By the time we finished degrees of freedom, it was 430. I didn’t want to cram scratch into the final 20 minutes of class so I made it on the fly decision to wait until Monday for scratch. And, I used the remaining time instead to have all students get set up on the Slack we created. Slack set up was surprisingly easy, and I think in total it took less than five minutes. As of now, we are certain that 90% or more of our class has successfully joined our Slack.
Because we still had time, I choose to use the last 10 minutes to build outward from the activity we had done today to how it fits into the larger scheme of the entire course. I showed the students that just about every single learning objective was something we touched on in the past two class days: creating a toy system, getting data from that system, determining the shape of our data, augmenting that data with additional information if it’s available, using numerical summaries to run consistency checks, predicting values based on past history, updating a prediction engine in light of new evidence/data, visualizing data, performing math on data, considering different types of data such as geospatial data (where trades happened in the classroom). And, this can serve as an anchoring point later down the line when we talk about different data types. We’re now already familiar with one column data, which is effectively a one dimensional list or one dimensional array. We are familiar with collections like a dictionaries, because each student had the round codename, and that codename corresponded to a real person’s name, but those weren’t in any particular order. So, when I would call that a codename, exactly one person would respond, and that’s indexing/subscripting a dictionary.
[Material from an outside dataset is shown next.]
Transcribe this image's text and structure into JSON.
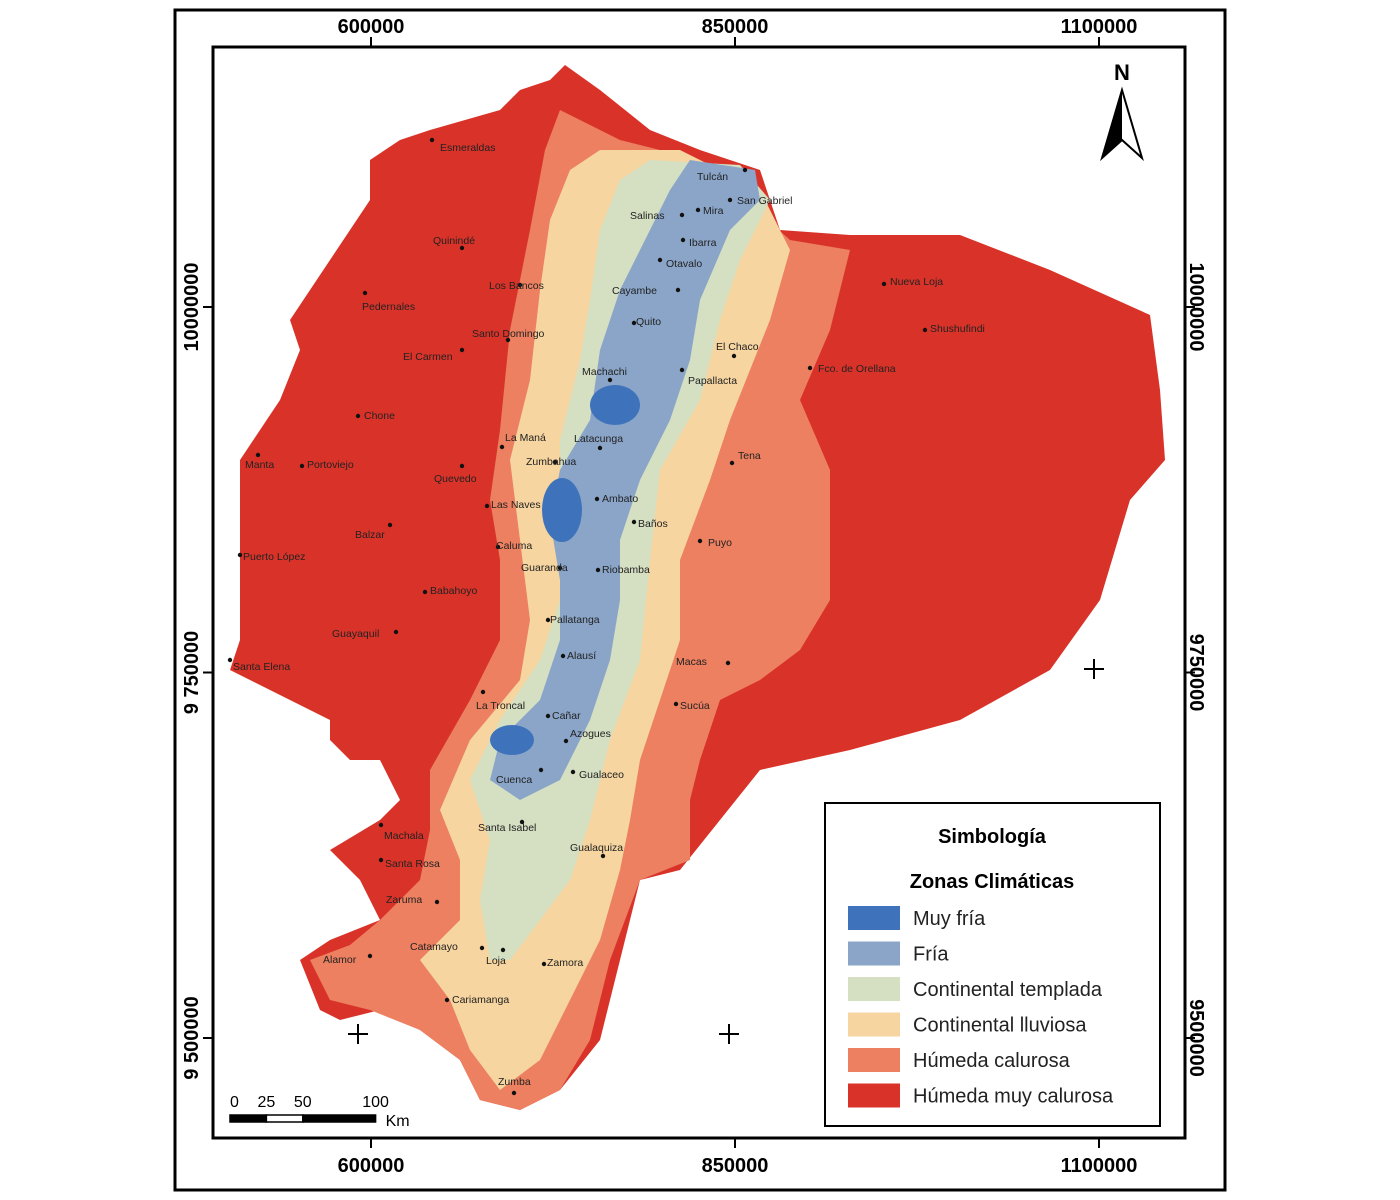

Finally, I brought it all home by drawing an abstract representation of our game on the board. I think it was two squares which represented agents, and triangles that moved between them which represented money. I pointed out that we could replace the entities in our system with other things, like making agents particles, and making money momentum. And if we made one rule change—allowing broke agents to still trade and potentially earn money back— then our toy game was an effective model for particle collisions in the real world. I stressed that that notion, the creating a game with changeable entities that mimics something in the real world, is where so much of the power lies in modeling. It is modeling. And I tried to stress to them they had now done everything that this course was about.
I told him I was excited to see them next week when we begin programming, and I let the class go at 4:50
Action Items
- Tom/Seth and Brian will model going through Scratch and making predictions, observing the outcome, then reconciling.
- Give students individual time to do that themselves Have Tom call IT in class on Wednesday when students are working in Scratch
- Have the class define what they think a “distribution” is(?)
- The Jargon Buzzer
- When we “kick the tires” on Scratch, we should really encourage them to imagine they’ve got hardhats and clipboards. “Bang on this. Move that. Try shoving these things together. But be reflective!”